Primo e unico a superare i 40mila punti nella stagione regolare in Nba, nonché uno dei tre nelle classifiche dei cento migliori di sempre presenti in tutte le statistiche (assist, palle rubate e stoppate oltre a punti e rimbalzi), King James deve la sua longevità innanzitutto a una cura maniacale del fisico: per mantenersi in forma investirebbe un milione e mezzo di dollari all’anno, anche se lui, in una serie Netflix, ha smentito la cifra dicendo “mi vien da ridere quando sento quanto spendo per il mio corpo”. L’altra dote è un’inesauribile carica agonistica che fin qui gli ha permesso di conquistare quattro titoli (due a Miami, uno a Cleveland e uno a Los Angeles), altrettanti premi come Mvp del campionato e dei playoff, più tre ori olimpici. Bacheca extralusso, che lui intenderebbe persino ritoccare in un finale di carriera simile a quelli di altri primattori quarantenni, come Michael Jordan nella sua terza versione e prima ancora Jabbar: ovviamente, aggiungendo altri record a quelli già in suo possesso, come quello di giocatore più longevo in campo dopo aver appena ottenuto quello per il maggior numero di minuti giocati. E giusto l’altro ieri, con il successo su Golden State, ha ottenuto anche quello di atleta più vincente nelle partite giocate a Natale, per quanto possa contare…

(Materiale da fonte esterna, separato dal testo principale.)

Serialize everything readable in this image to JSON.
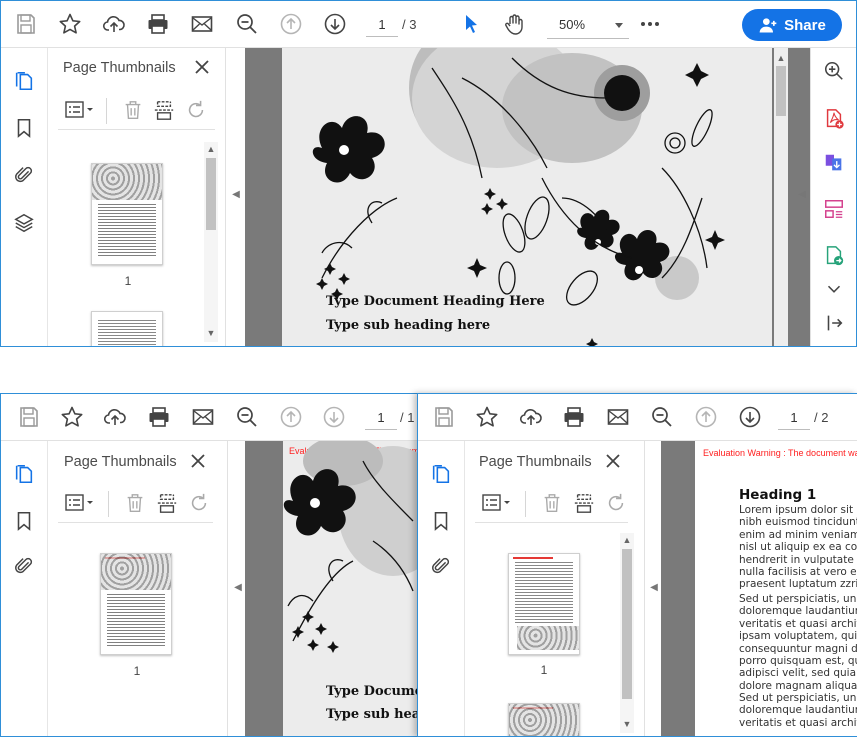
{
  "top_window": {
    "current_page": "1",
    "page_total": "/ 3",
    "zoom": "50%",
    "share_label": "Share",
    "panel_title": "Page Thumbnails",
    "thumb_label_1": "1",
    "doc_heading": "Type Document Heading Here",
    "doc_subheading": "Type sub heading here"
  },
  "bottom_left_window": {
    "current_page": "1",
    "page_total": "/ 1",
    "panel_title": "Page Thumbnails",
    "thumb_label_1": "1",
    "warning": "Evaluation Warning : The document w",
    "doc_heading": "Type Docume",
    "doc_subheading": "Type sub hea"
  },
  "bottom_right_window": {
    "current_page": "1",
    "page_total": "/ 2",
    "panel_title": "Page Thumbnails",
    "thumb_label_1": "1",
    "warning": "Evaluation Warning : The document was cre",
    "heading": "Heading 1",
    "para1": "Lorem ipsum dolor sit a\nnibh euismod tincidunt u\nenim ad minim veniam,\nnisl ut aliquip ex ea con\nhendrerit in vulputate ve\nnulla facilisis at vero e\npraesent luptatum zzril c",
    "para2": "Sed ut perspiciatis, und\ndoloremque laudantium,\nveritatis et quasi archit\nipsam voluptatem, quia\nconsequuntur magni dol\nporro quisquam est, qu\nadipisci velit, sed quia n\ndolore magnam aliquam",
    "para3": "Sed ut perspiciatis, und\ndoloremque laudantium,\nveritatis et quasi archit"
  },
  "colors": {
    "accent": "#1473e6",
    "icon": "#444444",
    "rail_active": "#1473e6",
    "warning": "#ff2020"
  }
}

Lebron dice quaranta, compleanno che di solito proietta verso il “c’era una volta”: in realtà, James c’è ancora, pronto a entrare dalla porta principale nel club di illustri atleti capaci di affrontare questa età da campioni e non da parodia di se stessi. Gli esempi non mancano, l’elenco è lungo e in continuo aggiornamento. Comprende la star del football americano Tom Brady, che a 43 anni ha vinto il suo settimo Superbowl, e il pilota Nigel Mansell, iridato in F1 alla soglia dei quaranta. Il pugile filippino Manny Pacquiao, detentore del titolo dei welter a quasi 41 anni, e il golfista Tiger Woods, vincitore del quinto Masters alla soglia dei 43. E ancora: il ciclista olandese Joop Zoetemelk, vincitore dell’Amstel a 40 anni dopo esser stato campione del mondo due anni prima, e la nuotatrice americana Dana Torres, argento a 41 anni nella sua quinta Olimpiade. Fino al portierone azzurro Dino Zoff che quarantenne alzò al cielo la coppa del mondo di calcio. Lista nella quale potrebbero stare degnamente anche il nuotatore americano Mark Spitz, che a 42 anni tentò senza successo di qualificarsi per i Giochi di Barcellona, e il leggendario calciatore britannico Stanley Matthews, vincitore a 42 anni del Pallone d’oro prima di trascorrere un altro decennio in campo.
Quarant’anni di LeBron, ricorrenza che cade in un momento curiosamente segnato dal fattore E, sotto tanti aspetti. E come erede, ovviamente: giocare col figlio Bronny, che adesso rimbalza fra la panchina dei Lakers e il team di sviluppo come capita a molti giovani scelti al draft con numeri bassi, non solo è stata una scelta sentimentale che ha reso felice un genitore, ma si è rivelata una formidabile operazione di marketing che fin qui ha permesso al club di incassare 50 milioni di dollari dalla vendita delle magliette. E come elezioni: schieratosi pubblicamente per Kamala Harris, dopo la vittoria di Trump il campione dei Lakers è stato travolto dalle critiche sui social, al punto da dare l’addio ai suoi profili al grido di “troppo odio e negatività”. Infine, E come età: da come viaggia, King James non ha certo l’aria di sentirla, anche se qualche acciacco comincia in maniera silenziosa ad affiorare, costringendolo a qualche inattesa fermata. È bastato per mormorare di un ritiro più vicino di quanto si immagini, ma l’America può mettersi il cuore in pace: discuta pure se LeBron stia pensando o meno alla pensione, tanto alla fine a scegliere il momento giusto per dire basta sarà soltanto lui.